Stick to a regular schedule if you can. Consistent feeding will make trapping easier.

Minimize the number of feeding stations. Fewer feeding stations means less work and less chance that the cats will be noticed. It also makes keeping an eye on the cats and monitor the colony for newcomers easier. Feed the cats in areas as secluded as possible, away from human activity.

Do not feed at night. Conflicts with nocturnal wildlife are one of the primary reasons neighbors complain about feral cat colonies, and daytime feeding reduces the chance of wild animals helping themselves to the cats’ food.

Keep feeding areas clean. Change the dishes when they get dirty, and pick up trash even if it isn’t yours. Don’t leave empty cans or large piles of food. Dry food is less messy than canned, and if you feed only dry food, canned food will be a more enticing treat, making trapping much easier.

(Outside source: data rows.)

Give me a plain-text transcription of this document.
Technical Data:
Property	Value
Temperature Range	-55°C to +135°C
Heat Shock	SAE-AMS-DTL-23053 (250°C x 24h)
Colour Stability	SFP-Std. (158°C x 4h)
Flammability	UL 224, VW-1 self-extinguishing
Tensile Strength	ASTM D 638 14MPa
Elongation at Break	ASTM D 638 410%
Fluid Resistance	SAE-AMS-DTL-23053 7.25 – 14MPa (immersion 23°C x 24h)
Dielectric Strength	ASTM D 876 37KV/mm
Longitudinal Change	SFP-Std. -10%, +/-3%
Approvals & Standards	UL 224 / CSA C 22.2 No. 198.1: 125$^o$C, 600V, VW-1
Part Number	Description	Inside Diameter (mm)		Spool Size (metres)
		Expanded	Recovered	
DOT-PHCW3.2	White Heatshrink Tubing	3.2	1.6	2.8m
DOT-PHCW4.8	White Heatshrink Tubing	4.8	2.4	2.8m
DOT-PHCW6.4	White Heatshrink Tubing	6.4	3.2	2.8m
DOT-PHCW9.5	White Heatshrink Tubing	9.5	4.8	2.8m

Managing a Colony. Watch for new cats, and have them spayed or neutered right away.

Keep a low profile. “Out of sight, out of mind” is the motto of many feral cat caregivers. Be inconspicuous in your feeding and trapping activities. If someone notices what you’re doing and asks about it, explain that altering and feeding feral cats decreases their numbers quickly and humanely. Most people will be supportive.

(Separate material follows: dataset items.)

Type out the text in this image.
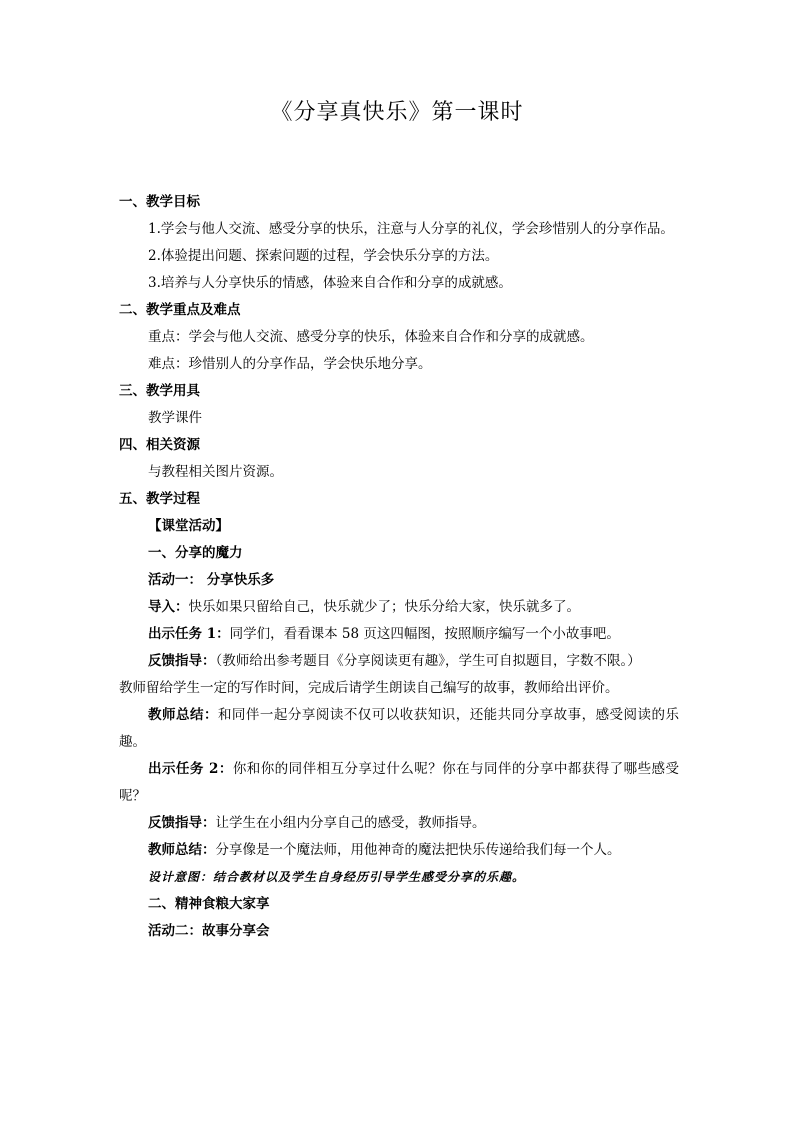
《分享真快乐》第一课时
一、教学目标
1.学会与他人交流、感受分享的快乐，注意与人分享的礼仪，学会珍惜别人的分享作品。
2.体验提出问题、探索问题的过程，学会快乐分享的方法。
3.培养与人分享快乐的情感，体验来自合作和分享的成就感。
二、教学重点及难点
重点：学会与他人交流、感受分享的快乐，体验来自合作和分享的成就感。
难点：珍惜别人的分享作品，学会快乐地分享。
三、教学用具
教学课件
四、相关资源
与教程相关图片资源。
五、教学过程
【课堂活动】
一、分享的魔力
活动一： 分享快乐多
导入：快乐如果只留给自己，快乐就少了；快乐分给大家，快乐就多了。
出示任务 1：同学们，看看课本 58 页这四幅图，按照顺序编写一个小故事吧。
反馈指导：（教师给出参考题目《分享阅读更有趣》，学生可自拟题目，字数不限。）
教师留给学生一定的写作时间，完成后请学生朗读自己编写的故事，教师给出评价。
教师总结：和同伴一起分享阅读不仅可以收获知识，还能共同分享故事，感受阅读的乐趣。
出示任务 2：你和你的同伴相互分享过什么呢？你在与同伴的分享中都获得了哪些感受呢？
反馈指导：让学生在小组内分享自己的感受，教师指导。
教师总结：分享像是一个魔法师，用他神奇的魔法把快乐传递给我们每一个人。
设计意图：结合教材以及学生自身经历引导学生感受分享的乐趣。
二、精神食粮大家享
活动二：故事分享会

Share responsibilities. Have friends, co-workers, family members, or other caregivers who will feed the cats one day a week or colony sit while you’re on vacation. Perhaps they can socialize a kitten or keep a cat for post-surgery recovery while you continue trapping. The more people who participate in caring for a colony, the better off the cats–and you–will be.


Local veterinarians: Ask if they can put you in touch with anyone else who is caring for ferals for advice and support. Do they have a humane trap you can borrow?

Humane societies: Do they offer free or low-cost spay/neuter? Or medical care if you find a sick or injured cat? They may have humane traps to borrow or a volunteer who can teach you how to trap.

Pet supply stores: Find out if they have humane traps to borrow, rent, or buy, or referrals to volunteers or local feral cat groups. Tell them what you are doing, and ask for cat food donations, or request permission to set up a donation bin where customers can deposit cat food they purchase at the store.